François' angry words to Valentin just before he shoots him: "I was about to go to bed. I slaved all day and I'm tired. It's simple: I set the alarm, I sleep, the alarm rings and it all starts over again." (2)

The long dissolve of Arletty's face at the end of François' reflections.

For all the meaningless analysis of French "poetic realism", Le Jour se lève is entirely studio-bound. The city square, the factory, the houses backing onto train tracks - they were all a mock up on the Paris Billancourt sound stages.

Marcel Carné, Jacques Prévert, Jules Berry, and Arletty stayed in France during the Occupation. Gabin left for Hollywood, which, of course, didn't know what to do with him. Poor Arletty, whose Wehrmacht boyfriend got her in some hot water after the war, said in her defense, "My heart is French but my ass is international."

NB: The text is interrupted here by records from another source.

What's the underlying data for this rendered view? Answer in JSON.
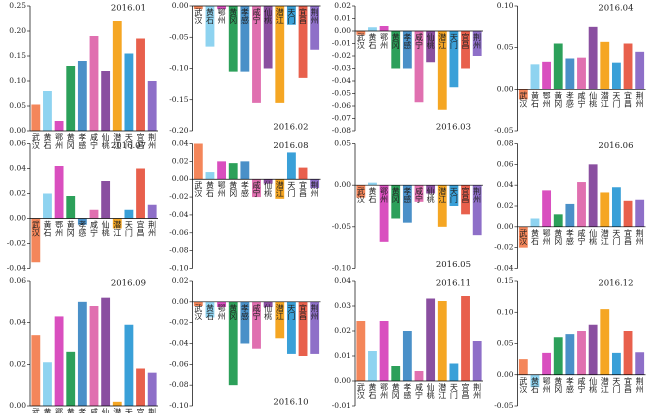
{
  "chart_data": [
    {
      "type": "bar",
      "title": "2016.01",
      "categories": [
        "武汉",
        "黄石",
        "鄂州",
        "黄冈",
        "孝感",
        "咸宁",
        "仙桃",
        "潜江",
        "天门",
        "宜昌",
        "荆州"
      ],
      "values": [
        0.053,
        0.08,
        0.02,
        0.13,
        0.14,
        0.19,
        0.12,
        0.22,
        0.155,
        0.185,
        0.1
      ],
      "colors": [
        "#f4865a",
        "#8ed3f0",
        "#d94fbf",
        "#2ca05a",
        "#4a90c8",
        "#e070b0",
        "#8a4fa0",
        "#f5a623",
        "#3aa0d8",
        "#e8604c",
        "#8e6fc8"
      ],
      "ylim": [
        0,
        0.25
      ],
      "yticks": [
        {
          "value": 0,
          "label": "0.00"
        },
        0.05,
        {
          "value": 0.1,
          "label": "0.10"
        },
        0.15,
        {
          "value": 0.2,
          "label": "0.20"
        },
        0.25
      ]
    },
    {
      "type": "bar",
      "title": "2016.02",
      "categories": [
        "武汉",
        "黄石",
        "鄂州",
        "黄冈",
        "孝感",
        "咸宁",
        "仙桃",
        "潜江",
        "天门",
        "宜昌",
        "荆州"
      ],
      "values": [
        -0.005,
        -0.065,
        -0.005,
        -0.105,
        -0.105,
        -0.155,
        -0.1,
        -0.155,
        -0.03,
        -0.115,
        -0.07
      ],
      "colors": [
        "#f4865a",
        "#8ed3f0",
        "#d94fbf",
        "#2ca05a",
        "#4a90c8",
        "#e070b0",
        "#8a4fa0",
        "#f5a623",
        "#3aa0d8",
        "#e8604c",
        "#8e6fc8"
      ],
      "ylim": [
        -0.2,
        0
      ],
      "yticks": [
        {
          "value": -0.2,
          "label": "-0.20"
        },
        -0.15,
        {
          "value": -0.1,
          "label": "-0.10"
        },
        -0.05,
        {
          "value": 0,
          "label": "0.00"
        }
      ]
    },
    {
      "type": "bar",
      "title": "2016.03",
      "categories": [
        "武汉",
        "黄石",
        "鄂州",
        "黄冈",
        "孝感",
        "咸宁",
        "仙桃",
        "潜江",
        "天门",
        "宜昌",
        "荆州"
      ],
      "values": [
        -0.003,
        0.003,
        0.004,
        -0.03,
        -0.03,
        -0.057,
        -0.025,
        -0.063,
        -0.045,
        -0.03,
        -0.02
      ],
      "colors": [
        "#f4865a",
        "#8ed3f0",
        "#d94fbf",
        "#2ca05a",
        "#4a90c8",
        "#e070b0",
        "#8a4fa0",
        "#f5a623",
        "#3aa0d8",
        "#e8604c",
        "#8e6fc8"
      ],
      "ylim": [
        -0.08,
        0.02
      ],
      "yticks": [
        -0.08,
        -0.07,
        -0.06,
        -0.05,
        -0.04,
        -0.03,
        -0.02,
        -0.01,
        {
          "value": 0,
          "label": "0.00"
        },
        0.01,
        0.02
      ]
    },
    {
      "type": "bar",
      "title": "2016.04",
      "categories": [
        "武汉",
        "黄石",
        "鄂州",
        "黄冈",
        "孝感",
        "咸宁",
        "仙桃",
        "潜江",
        "天门",
        "宜昌",
        "荆州"
      ],
      "values": [
        -0.012,
        0.03,
        0.033,
        0.055,
        0.037,
        0.038,
        0.075,
        0.057,
        0.032,
        0.055,
        0.045
      ],
      "colors": [
        "#f4865a",
        "#8ed3f0",
        "#d94fbf",
        "#2ca05a",
        "#4a90c8",
        "#e070b0",
        "#8a4fa0",
        "#f5a623",
        "#3aa0d8",
        "#e8604c",
        "#8e6fc8"
      ],
      "ylim": [
        -0.05,
        0.1
      ],
      "yticks": [
        -0.05,
        {
          "value": 0,
          "label": "0.00"
        },
        0.05,
        {
          "value": 0.1,
          "label": "0.10"
        }
      ]
    },
    {
      "type": "bar",
      "title": "2016.07",
      "categories": [
        "武汉",
        "黄石",
        "鄂州",
        "黄冈",
        "孝感",
        "咸宁",
        "仙桃",
        "潜江",
        "天门",
        "宜昌",
        "荆州"
      ],
      "values": [
        -0.035,
        0.02,
        0.042,
        0.018,
        -0.005,
        0.007,
        0.03,
        -0.008,
        0.007,
        0.04,
        0.011
      ],
      "colors": [
        "#f4865a",
        "#8ed3f0",
        "#d94fbf",
        "#2ca05a",
        "#4a90c8",
        "#e070b0",
        "#8a4fa0",
        "#f5a623",
        "#3aa0d8",
        "#e8604c",
        "#8e6fc8"
      ],
      "ylim": [
        -0.04,
        0.06
      ],
      "yticks": [
        -0.04,
        -0.02,
        {
          "value": 0,
          "label": "0.00"
        },
        0.02,
        0.04,
        0.06
      ]
    },
    {
      "type": "bar",
      "title": "2016.08",
      "categories": [
        "武汉",
        "黄石",
        "鄂州",
        "黄冈",
        "孝感",
        "咸宁",
        "仙桃",
        "潜江",
        "天门",
        "宜昌",
        "荆州"
      ],
      "values": [
        0.04,
        0.008,
        0.02,
        0.018,
        0.02,
        -0.02,
        -0.005,
        -0.022,
        0.03,
        0.013,
        -0.01
      ],
      "colors": [
        "#f4865a",
        "#8ed3f0",
        "#d94fbf",
        "#2ca05a",
        "#4a90c8",
        "#e070b0",
        "#8a4fa0",
        "#f5a623",
        "#3aa0d8",
        "#e8604c",
        "#8e6fc8"
      ],
      "ylim": [
        -0.1,
        0.04
      ],
      "yticks": [
        {
          "value": -0.1,
          "label": "-0.10"
        },
        -0.08,
        -0.06,
        -0.04,
        -0.02,
        {
          "value": 0,
          "label": "0.00"
        },
        0.02,
        0.04
      ]
    },
    {
      "type": "bar",
      "title": "2016.05",
      "categories": [
        "武汉",
        "黄石",
        "鄂州",
        "黄冈",
        "孝感",
        "咸宁",
        "仙桃",
        "潜江",
        "天门",
        "宜昌",
        "荆州"
      ],
      "values": [
        -0.015,
        0.003,
        -0.068,
        -0.04,
        -0.045,
        -0.02,
        -0.01,
        -0.05,
        -0.025,
        -0.035,
        -0.06
      ],
      "colors": [
        "#f4865a",
        "#8ed3f0",
        "#d94fbf",
        "#2ca05a",
        "#4a90c8",
        "#e070b0",
        "#8a4fa0",
        "#f5a623",
        "#3aa0d8",
        "#e8604c",
        "#8e6fc8"
      ],
      "ylim": [
        -0.1,
        0.05
      ],
      "yticks": [
        {
          "value": -0.1,
          "label": "-0.10"
        },
        -0.05,
        {
          "value": 0,
          "label": "0.00"
        },
        0.05
      ]
    },
    {
      "type": "bar",
      "title": "2016.06",
      "categories": [
        "武汉",
        "黄石",
        "鄂州",
        "黄冈",
        "孝感",
        "咸宁",
        "仙桃",
        "潜江",
        "天门",
        "宜昌",
        "荆州"
      ],
      "values": [
        -0.02,
        0.008,
        0.035,
        0.012,
        0.022,
        0.043,
        0.06,
        0.033,
        0.038,
        0.025,
        0.026
      ],
      "colors": [
        "#f4865a",
        "#8ed3f0",
        "#d94fbf",
        "#2ca05a",
        "#4a90c8",
        "#e070b0",
        "#8a4fa0",
        "#f5a623",
        "#3aa0d8",
        "#e8604c",
        "#8e6fc8"
      ],
      "ylim": [
        -0.04,
        0.08
      ],
      "yticks": [
        -0.04,
        -0.02,
        {
          "value": 0,
          "label": "0.00"
        },
        0.02,
        0.04,
        0.06,
        0.08
      ]
    },
    {
      "type": "bar",
      "title": "2016.09",
      "categories": [
        "武汉",
        "黄石",
        "鄂州",
        "黄冈",
        "孝感",
        "咸宁",
        "仙桃",
        "潜江",
        "天门",
        "宜昌",
        "荆州"
      ],
      "values": [
        0.034,
        0.021,
        0.043,
        0.026,
        0.05,
        0.048,
        0.052,
        0.002,
        0.039,
        0.018,
        0.016
      ],
      "colors": [
        "#f4865a",
        "#8ed3f0",
        "#d94fbf",
        "#2ca05a",
        "#4a90c8",
        "#e070b0",
        "#8a4fa0",
        "#f5a623",
        "#3aa0d8",
        "#e8604c",
        "#8e6fc8"
      ],
      "ylim": [
        0,
        0.06
      ],
      "yticks": [
        {
          "value": 0,
          "label": "0.00"
        },
        0.02,
        0.04,
        0.06
      ]
    },
    {
      "type": "bar",
      "title": "2016.10",
      "categories": [
        "武汉",
        "黄石",
        "鄂州",
        "黄冈",
        "孝感",
        "咸宁",
        "仙桃",
        "潜江",
        "天门",
        "宜昌",
        "荆州"
      ],
      "values": [
        -0.004,
        -0.015,
        -0.005,
        -0.08,
        -0.04,
        -0.045,
        -0.005,
        -0.035,
        -0.05,
        -0.052,
        -0.05
      ],
      "colors": [
        "#f4865a",
        "#8ed3f0",
        "#d94fbf",
        "#2ca05a",
        "#4a90c8",
        "#e070b0",
        "#8a4fa0",
        "#f5a623",
        "#3aa0d8",
        "#e8604c",
        "#8e6fc8"
      ],
      "ylim": [
        -0.1,
        0.02
      ],
      "yticks": [
        {
          "value": -0.1,
          "label": "-0.10"
        },
        -0.08,
        -0.06,
        -0.04,
        -0.02,
        {
          "value": 0,
          "label": "0.00"
        },
        0.02
      ]
    },
    {
      "type": "bar",
      "title": "2016.11",
      "categories": [
        "武汉",
        "黄石",
        "鄂州",
        "黄冈",
        "孝感",
        "咸宁",
        "仙桃",
        "潜江",
        "天门",
        "宜昌",
        "荆州"
      ],
      "values": [
        0.024,
        0.012,
        0.024,
        0.006,
        0.02,
        0.004,
        0.033,
        0.032,
        0.007,
        0.034,
        0.016
      ],
      "colors": [
        "#f4865a",
        "#8ed3f0",
        "#d94fbf",
        "#2ca05a",
        "#4a90c8",
        "#e070b0",
        "#8a4fa0",
        "#f5a623",
        "#3aa0d8",
        "#e8604c",
        "#8e6fc8"
      ],
      "ylim": [
        -0.01,
        0.04
      ],
      "yticks": [
        -0.01,
        {
          "value": 0,
          "label": "0.00"
        },
        0.01,
        0.02,
        0.03,
        0.04
      ]
    },
    {
      "type": "bar",
      "title": "2016.12",
      "categories": [
        "武汉",
        "黄石",
        "鄂州",
        "黄冈",
        "孝感",
        "咸宁",
        "仙桃",
        "潜江",
        "天门",
        "宜昌",
        "荆州"
      ],
      "values": [
        0.025,
        -0.02,
        0.035,
        0.06,
        0.065,
        0.07,
        0.08,
        0.105,
        0.035,
        0.07,
        0.036
      ],
      "colors": [
        "#f4865a",
        "#8ed3f0",
        "#d94fbf",
        "#2ca05a",
        "#4a90c8",
        "#e070b0",
        "#8a4fa0",
        "#f5a623",
        "#3aa0d8",
        "#e8604c",
        "#8e6fc8"
      ],
      "ylim": [
        -0.05,
        0.15
      ],
      "yticks": [
        -0.05,
        {
          "value": 0,
          "label": "0.00"
        },
        0.05,
        {
          "value": 0.1,
          "label": "0.10"
        },
        0.15
      ]
    }
  ]
}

I recall listening to the BBC World Service in 1976 when Gabin's death was announced. No other French actor of his generation so embodied the soul of 1930s France, its populism and tragic romanticism, in Pépé le moko, La Grande Illusion, Le Quai des brumes, La Bete Humanine, and Le Jour se lève. In only one of those films is Gabin's character alive in the final scene, and he kills himself in three of them.

(1) Berry's beautifully theatrical death is staged almost exactly like Gabin described shooting someone in Le Quai des brumes (1938): "You shoot, and then some guy . . . holds his stomach and makes a face like a kid with a bellyache."
(2) When the alarm goes off in François' room at the end of the film, the time is 6:20.